Eppure il sistema politico, economico, sociale in cui viviamo ha portato miliardi di persone fuori dalla povertà, ha ridotto il lavoro minorile, ha prodotto benefici diffusi in tutto il mondo. Ma ancora in molti si ostinano a considerarlo come l’origine di tutti i mali.

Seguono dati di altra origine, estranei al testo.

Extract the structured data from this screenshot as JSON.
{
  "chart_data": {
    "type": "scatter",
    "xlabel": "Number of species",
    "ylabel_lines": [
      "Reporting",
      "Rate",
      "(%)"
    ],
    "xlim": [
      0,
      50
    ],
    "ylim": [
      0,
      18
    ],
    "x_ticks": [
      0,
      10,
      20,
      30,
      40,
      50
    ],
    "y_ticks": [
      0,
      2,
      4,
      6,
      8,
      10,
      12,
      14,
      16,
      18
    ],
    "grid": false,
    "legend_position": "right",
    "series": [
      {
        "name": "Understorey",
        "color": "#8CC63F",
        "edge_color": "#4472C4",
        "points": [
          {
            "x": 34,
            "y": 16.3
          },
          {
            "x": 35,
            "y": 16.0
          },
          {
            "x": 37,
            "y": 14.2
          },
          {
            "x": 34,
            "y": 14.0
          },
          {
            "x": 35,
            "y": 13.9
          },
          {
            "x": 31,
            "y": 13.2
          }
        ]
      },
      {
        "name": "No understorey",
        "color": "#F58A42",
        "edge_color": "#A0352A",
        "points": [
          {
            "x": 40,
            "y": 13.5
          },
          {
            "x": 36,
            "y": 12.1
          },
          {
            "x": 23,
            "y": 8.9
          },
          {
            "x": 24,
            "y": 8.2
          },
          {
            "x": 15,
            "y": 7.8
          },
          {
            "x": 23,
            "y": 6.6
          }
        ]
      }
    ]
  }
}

Prima della nascita del capitalismo, la maggioranza della popolazione mondiale viveva in estrema povertà: nel 1820 era il 90% delle persone; oggi è meno del 10%. E la cosa più notevole è che negli ultimi decenni, dalla fine del comunismo in Cina e in altri paesi, il declino della povertà ha accelerato ad un ritmo mai visto in qualsiasi periodo precedente della storia umana. Nel 1981, il tasso di povertà ammontava al 42,7%; nel 2000, era sceso al 27,8%, e nel 2021 era al 9,3%.
Ci sono altre buone notizie: il numero di bambini costretti a lavorare in tutto il mondo è diminuito significativamente, scendendo da 246 milioni nel 2000 a 160 milioni di bambini vent’anni dopo, nel 2020. E questo nonostante il fatto che la popolazione mondiale sia aumentata da 6,1 a 7,8 miliardi di persone negli stessi due decenni.
Alla maggior parte delle persone il capitalismo però non piace. L’Edelman Trust Barometer, un sondaggio condotto in 28 paesi, ha concluso che, in media, il 56% degli intervistati crede che «il capitalismo come esiste oggi faccia più male che bene nel mondo».
Persiste poi negli italiani (che sono o sono stati) “comunisti” la presunzione incontrollabile di non voler mai apprendere nulla dagli altri popoli europei, l’ambizione politica di essere unici ed originali sulla strada delle magnifiche sorti e progressive. La Bolognina o il discorso del Lingotto di Veltroni nel 2007 rimangono quindi in certa pubblicistica due eresie che la chiesa comunista ha rapidamente reso inoffensive.